Lillianne-Blue variegate-2 in July
She's a sweet little girl who is just starting to show her age. She's a little shy when you first pick her up, but once you do she's perfectly fine.

Khyra-Black capped headspot-1 Novemberish
This girl is insane! She's the craziest female I've ever met, and she's lovely. When she runs off to play she always comes back and 'checks up' on you...love her.

Adeline-fawn self 7 months
People shy but very outgoing. Pretty girl.

Eden-PEW 5 months
Shiest girl I own. She is a little hard to catch but I think with more one on one time she'll be okay. 

Adeline and Eden have not been living in the big cage fulltime, however all four girls can live together as they play together daily. (Adeline can fit through cage bars xD)
Cage will come with the big girls, as well as water bottles and food dishes. Younger girls would need a better cage (they've been in a tank with a tank topper that's fallin apart)

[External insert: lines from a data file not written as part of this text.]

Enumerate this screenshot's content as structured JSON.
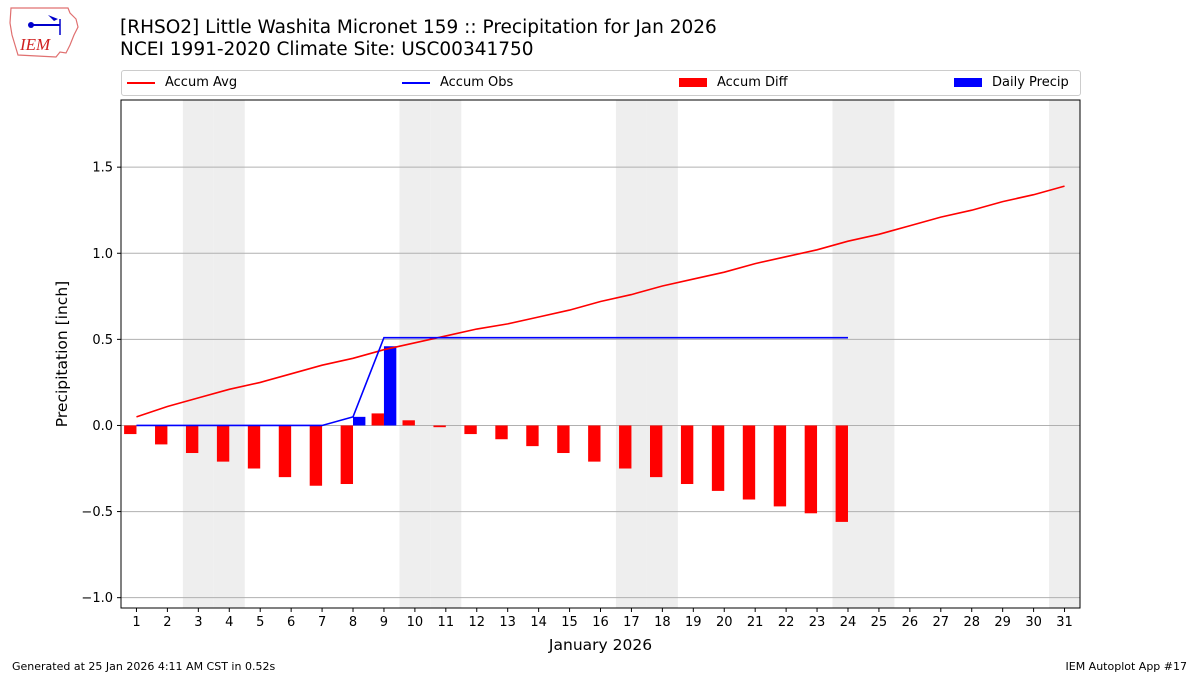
{
  "title_line1": "[RHSO2] Little Washita Micronet 159 :: Precipitation for Jan 2026",
  "title_line2": "NCEI 1991-2020 Climate Site: USC00341750",
  "footer_left": "Generated at 25 Jan 2026 4:11 AM CST in 0.52s",
  "footer_right": "IEM Autoplot App #17",
  "logo_text": "IEM",
  "chart_data": {
    "type": "bar",
    "xlabel": "January 2026",
    "ylabel": "Precipitation [inch]",
    "xlim": [
      0.5,
      31.5
    ],
    "ylim": [
      -1.06,
      1.89
    ],
    "yticks": [
      -1.0,
      -0.5,
      0.0,
      0.5,
      1.0,
      1.5
    ],
    "ytick_labels": [
      "−1.0",
      "−0.5",
      "0.0",
      "0.5",
      "1.0",
      "1.5"
    ],
    "grid": "y",
    "legend_placement": "top",
    "weekend_days": [
      3,
      4,
      10,
      11,
      17,
      18,
      24,
      25,
      31
    ],
    "days": [
      1,
      2,
      3,
      4,
      5,
      6,
      7,
      8,
      9,
      10,
      11,
      12,
      13,
      14,
      15,
      16,
      17,
      18,
      19,
      20,
      21,
      22,
      23,
      24,
      25,
      26,
      27,
      28,
      29,
      30,
      31
    ],
    "series": [
      {
        "name": "Accum Avg",
        "kind": "line",
        "color": "#ff0000",
        "values": [
          0.05,
          0.11,
          0.16,
          0.21,
          0.25,
          0.3,
          0.35,
          0.39,
          0.44,
          0.48,
          0.52,
          0.56,
          0.59,
          0.63,
          0.67,
          0.72,
          0.76,
          0.81,
          0.85,
          0.89,
          0.94,
          0.98,
          1.02,
          1.07,
          1.11,
          1.16,
          1.21,
          1.25,
          1.3,
          1.34,
          1.39
        ]
      },
      {
        "name": "Accum Obs",
        "kind": "line",
        "color": "#0000ff",
        "values": [
          0,
          0,
          0,
          0,
          0,
          0,
          0,
          0.05,
          0.51,
          0.51,
          0.51,
          0.51,
          0.51,
          0.51,
          0.51,
          0.51,
          0.51,
          0.51,
          0.51,
          0.51,
          0.51,
          0.51,
          0.51,
          0.51
        ]
      },
      {
        "name": "Accum Diff",
        "kind": "bar",
        "color": "#ff0000",
        "values": [
          -0.05,
          -0.11,
          -0.16,
          -0.21,
          -0.25,
          -0.3,
          -0.35,
          -0.34,
          0.07,
          0.03,
          -0.01,
          -0.05,
          -0.08,
          -0.12,
          -0.16,
          -0.21,
          -0.25,
          -0.3,
          -0.34,
          -0.38,
          -0.43,
          -0.47,
          -0.51,
          -0.56
        ]
      },
      {
        "name": "Daily Precip",
        "kind": "bar",
        "color": "#0000ff",
        "values": [
          0,
          0,
          0,
          0,
          0,
          0,
          0,
          0.05,
          0.46,
          0,
          0,
          0,
          0,
          0,
          0,
          0,
          0,
          0,
          0,
          0,
          0,
          0,
          0,
          0
        ]
      }
    ]
  }
}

Please message me or post here if you may take them ;( I really want them to find a good home as I just feel very sad about needing to rehome them. ;_;
Or you can text me at 571 271 7891


----------



## Adalii (Aug 18, 2012)

I still have the younger two girls available.


----------



## Mojojuju (Nov 15, 2014)

Are you close to Bentonville by any chance?


----------